Sont renvoyées à la Cour de justice de l'Union européenne les questions suivantes : L'article 1er, §1, second alinéa, de la directive 98/59/CE concernant le rapprochement des législations des Etats membres relatives aux licenciements collectifs doit-il être interprété en ce sens que les licenciements pour motif économique fondés sur le refus par les salariés de l'application à leur contrat de travail des stipulations d'un accord collectif de mobilité doivent être considérés comme constituant une cessation du contrat de travail intervenue à l'initiative de l'employeur pour un ou plusieurs motifs non inhérents à la personne des travailleurs, de telle sorte qu'il doit en être tenu compte pour le calcul du nombre total de licenciements intervenus ? En cas de réponse positive à cette première question, lorsque le nombre de licenciements envisagés dépasse le nombre de licenciements prévus à l'article 1 a) de la directive précitée, l'article 2, paragraphes 2 à 4, de la même directive doit-il être interprété en ce sens que l'information et la consultation du comité d'entreprise avant la conclusion d'un accord collectif relatif à la mobilité interne avec des organisations syndicales représentatives dispensent l'employeur d'informer et de consulter les représentants du personnel ? (Cass. soc. 3-4-2024 n° 22-21.562 FS-D).
Représentation du personnel
S'il appartient au comité social et économique (CSE) de définir ses actions en matière d'activités sociales et culturelles, l'ouverture du droit de l'ensemble des salariés et des stagiaires au sein de l'entreprise à bénéficier des activités sociales et culturelles ne saurait être subordonnée à une condition d'ancienneté.
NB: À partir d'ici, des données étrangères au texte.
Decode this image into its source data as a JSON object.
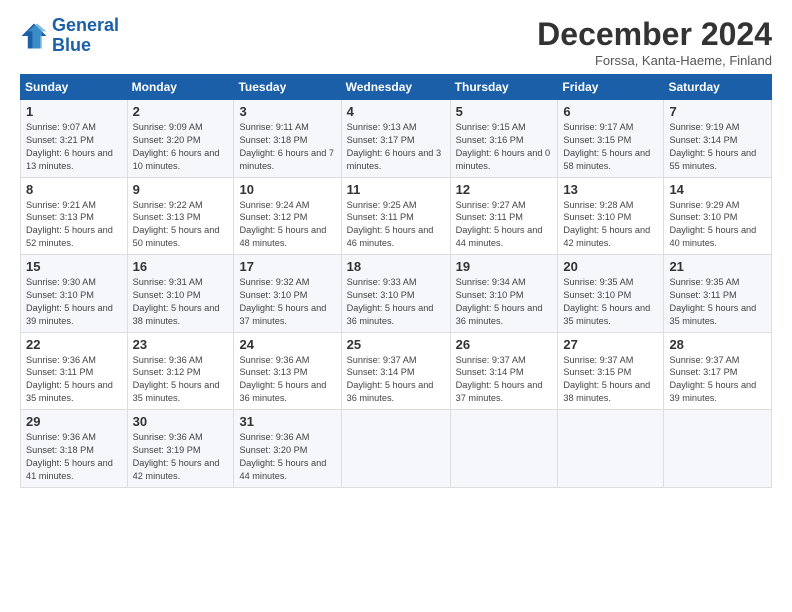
{
  "logo": {
    "line1": "General",
    "line2": "Blue"
  },
  "title": "December 2024",
  "subtitle": "Forssa, Kanta-Haeme, Finland",
  "weekdays": [
    "Sunday",
    "Monday",
    "Tuesday",
    "Wednesday",
    "Thursday",
    "Friday",
    "Saturday"
  ],
  "weeks": [
    [
      {
        "day": "1",
        "sunrise": "Sunrise: 9:07 AM",
        "sunset": "Sunset: 3:21 PM",
        "daylight": "Daylight: 6 hours and 13 minutes."
      },
      {
        "day": "2",
        "sunrise": "Sunrise: 9:09 AM",
        "sunset": "Sunset: 3:20 PM",
        "daylight": "Daylight: 6 hours and 10 minutes."
      },
      {
        "day": "3",
        "sunrise": "Sunrise: 9:11 AM",
        "sunset": "Sunset: 3:18 PM",
        "daylight": "Daylight: 6 hours and 7 minutes."
      },
      {
        "day": "4",
        "sunrise": "Sunrise: 9:13 AM",
        "sunset": "Sunset: 3:17 PM",
        "daylight": "Daylight: 6 hours and 3 minutes."
      },
      {
        "day": "5",
        "sunrise": "Sunrise: 9:15 AM",
        "sunset": "Sunset: 3:16 PM",
        "daylight": "Daylight: 6 hours and 0 minutes."
      },
      {
        "day": "6",
        "sunrise": "Sunrise: 9:17 AM",
        "sunset": "Sunset: 3:15 PM",
        "daylight": "Daylight: 5 hours and 58 minutes."
      },
      {
        "day": "7",
        "sunrise": "Sunrise: 9:19 AM",
        "sunset": "Sunset: 3:14 PM",
        "daylight": "Daylight: 5 hours and 55 minutes."
      }
    ],
    [
      {
        "day": "8",
        "sunrise": "Sunrise: 9:21 AM",
        "sunset": "Sunset: 3:13 PM",
        "daylight": "Daylight: 5 hours and 52 minutes."
      },
      {
        "day": "9",
        "sunrise": "Sunrise: 9:22 AM",
        "sunset": "Sunset: 3:13 PM",
        "daylight": "Daylight: 5 hours and 50 minutes."
      },
      {
        "day": "10",
        "sunrise": "Sunrise: 9:24 AM",
        "sunset": "Sunset: 3:12 PM",
        "daylight": "Daylight: 5 hours and 48 minutes."
      },
      {
        "day": "11",
        "sunrise": "Sunrise: 9:25 AM",
        "sunset": "Sunset: 3:11 PM",
        "daylight": "Daylight: 5 hours and 46 minutes."
      },
      {
        "day": "12",
        "sunrise": "Sunrise: 9:27 AM",
        "sunset": "Sunset: 3:11 PM",
        "daylight": "Daylight: 5 hours and 44 minutes."
      },
      {
        "day": "13",
        "sunrise": "Sunrise: 9:28 AM",
        "sunset": "Sunset: 3:10 PM",
        "daylight": "Daylight: 5 hours and 42 minutes."
      },
      {
        "day": "14",
        "sunrise": "Sunrise: 9:29 AM",
        "sunset": "Sunset: 3:10 PM",
        "daylight": "Daylight: 5 hours and 40 minutes."
      }
    ],
    [
      {
        "day": "15",
        "sunrise": "Sunrise: 9:30 AM",
        "sunset": "Sunset: 3:10 PM",
        "daylight": "Daylight: 5 hours and 39 minutes."
      },
      {
        "day": "16",
        "sunrise": "Sunrise: 9:31 AM",
        "sunset": "Sunset: 3:10 PM",
        "daylight": "Daylight: 5 hours and 38 minutes."
      },
      {
        "day": "17",
        "sunrise": "Sunrise: 9:32 AM",
        "sunset": "Sunset: 3:10 PM",
        "daylight": "Daylight: 5 hours and 37 minutes."
      },
      {
        "day": "18",
        "sunrise": "Sunrise: 9:33 AM",
        "sunset": "Sunset: 3:10 PM",
        "daylight": "Daylight: 5 hours and 36 minutes."
      },
      {
        "day": "19",
        "sunrise": "Sunrise: 9:34 AM",
        "sunset": "Sunset: 3:10 PM",
        "daylight": "Daylight: 5 hours and 36 minutes."
      },
      {
        "day": "20",
        "sunrise": "Sunrise: 9:35 AM",
        "sunset": "Sunset: 3:10 PM",
        "daylight": "Daylight: 5 hours and 35 minutes."
      },
      {
        "day": "21",
        "sunrise": "Sunrise: 9:35 AM",
        "sunset": "Sunset: 3:11 PM",
        "daylight": "Daylight: 5 hours and 35 minutes."
      }
    ],
    [
      {
        "day": "22",
        "sunrise": "Sunrise: 9:36 AM",
        "sunset": "Sunset: 3:11 PM",
        "daylight": "Daylight: 5 hours and 35 minutes."
      },
      {
        "day": "23",
        "sunrise": "Sunrise: 9:36 AM",
        "sunset": "Sunset: 3:12 PM",
        "daylight": "Daylight: 5 hours and 35 minutes."
      },
      {
        "day": "24",
        "sunrise": "Sunrise: 9:36 AM",
        "sunset": "Sunset: 3:13 PM",
        "daylight": "Daylight: 5 hours and 36 minutes."
      },
      {
        "day": "25",
        "sunrise": "Sunrise: 9:37 AM",
        "sunset": "Sunset: 3:14 PM",
        "daylight": "Daylight: 5 hours and 36 minutes."
      },
      {
        "day": "26",
        "sunrise": "Sunrise: 9:37 AM",
        "sunset": "Sunset: 3:14 PM",
        "daylight": "Daylight: 5 hours and 37 minutes."
      },
      {
        "day": "27",
        "sunrise": "Sunrise: 9:37 AM",
        "sunset": "Sunset: 3:15 PM",
        "daylight": "Daylight: 5 hours and 38 minutes."
      },
      {
        "day": "28",
        "sunrise": "Sunrise: 9:37 AM",
        "sunset": "Sunset: 3:17 PM",
        "daylight": "Daylight: 5 hours and 39 minutes."
      }
    ],
    [
      {
        "day": "29",
        "sunrise": "Sunrise: 9:36 AM",
        "sunset": "Sunset: 3:18 PM",
        "daylight": "Daylight: 5 hours and 41 minutes."
      },
      {
        "day": "30",
        "sunrise": "Sunrise: 9:36 AM",
        "sunset": "Sunset: 3:19 PM",
        "daylight": "Daylight: 5 hours and 42 minutes."
      },
      {
        "day": "31",
        "sunrise": "Sunrise: 9:36 AM",
        "sunset": "Sunset: 3:20 PM",
        "daylight": "Daylight: 5 hours and 44 minutes."
      },
      null,
      null,
      null,
      null
    ]
  ]
}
En conséquence, une cour d’appel ne peut pas rejeter les demandes d’un syndicat tendant à dire illicite et à annuler un article du règlement d’un CSE instituant un délai de carence de 6 mis avant de permettre aux nouveaux embauchés de bénéficier des activités sociales et culturelles (Cass. soc. 3-4-2024 n° 22-16.812 FS-B).
Ayant constaté qu'après l'annulation de l'autorisation de licenciement d'un salarié protégé par le ministre du travail, le courrier par lequel le syndicat demandait la réintégration de l'intéressé, rédigé à la première personne du pluriel, mentionnait la volonté de l'accompagner et relevé qu'aucun mandat n'était joint à ce courrier, peu important qu'un mandat n'ayant pas date certaine ait été produit en cours de procédure, lors de la seconde communication de pièces, la cour d'appel, appréciant souverainement les éléments de preuve qui lui étaient soumis, a pu décider qu'aucune demande de réintégration n'avait été valablement formée dans les délais légaux (Cass. soc. 3-4-2024 n° 22-13.478 F-D).
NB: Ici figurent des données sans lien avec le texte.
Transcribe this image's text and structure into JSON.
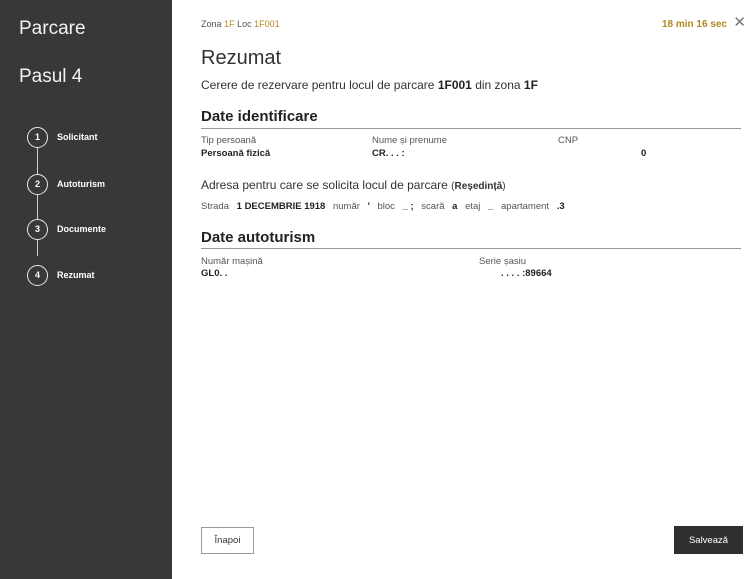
{
  "sidebar": {
    "title": "Parcare",
    "step": "Pasul 4",
    "steps": [
      {
        "num": "1",
        "label": "Solicitant"
      },
      {
        "num": "2",
        "label": "Autoturism"
      },
      {
        "num": "3",
        "label": "Documente"
      },
      {
        "num": "4",
        "label": "Rezumat"
      }
    ]
  },
  "topbar": {
    "zone_label": "Zona",
    "zone_value": "1F",
    "loc_label": "Loc",
    "loc_value": "1F001",
    "timer": "18 min 16 sec",
    "close_icon": "close-icon"
  },
  "summary": {
    "title": "Rezumat",
    "subtitle_prefix": "Cerere de rezervare pentru locul de parcare",
    "subtitle_loc": "1F001",
    "subtitle_mid": "din zona",
    "subtitle_zone": "1F"
  },
  "identificare": {
    "heading": "Date identificare",
    "tip_label": "Tip persoană",
    "tip_value": "Persoană fizică",
    "nume_label": "Nume și prenume",
    "nume_value": "CR. .  .      :",
    "cnp_label": "CNP",
    "cnp_value": "0",
    "adresa_title": "Adresa pentru care se solicita locul de parcare",
    "adresa_type": "Reședință",
    "adresa": {
      "strada_label": "Strada",
      "strada_value": "1 DECEMBRIE 1918",
      "numar_label": "număr",
      "numar_value": "'",
      "bloc_label": "bloc",
      "bloc_value": "_ ;",
      "scara_label": "scară",
      "scara_value": "a",
      "etaj_label": "etaj",
      "etaj_value": "_",
      "apartament_label": "apartament",
      "apartament_value": ".3"
    }
  },
  "autoturism": {
    "heading": "Date autoturism",
    "numar_label": "Număr mașină",
    "numar_value": "GL0. .",
    "serie_label": "Serie șasiu",
    "serie_value": ". . . . :89664"
  },
  "buttons": {
    "back": "Înapoi",
    "save": "Salvează"
  }
}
L'indemnité due, en application de l'article L 2422-4 du Code du travail, au salarié protégé, licencié sur le fondement d'une décision d'autorisation de l'inspecteur du travail ensuite annulée, a, de par la loi, le caractère d'un complément de salaire. Il en résulte que cette indemnité ouvre droit au paiement des congés payés afférents (Cass. soc. 3-4-2024 n° 22-13.478 F-D).
Négociation collective
Un accord collectif négocié et signé aux conditions de droit commun peut définir, dans les entreprises comportant des établissements distincts, les niveaux auxquels la négociation obligatoire visée à l'article L 2242-1 du Code du travail (négociation sur la rémunération, le temps de travail, le partage de la valeur ajoutée et l’égalité professionnelle entre les femmes et les hommes et la qualité de vie au travail) est conduite (Cass. soc. 3-4-2024 n° 22-15.784 FS-B).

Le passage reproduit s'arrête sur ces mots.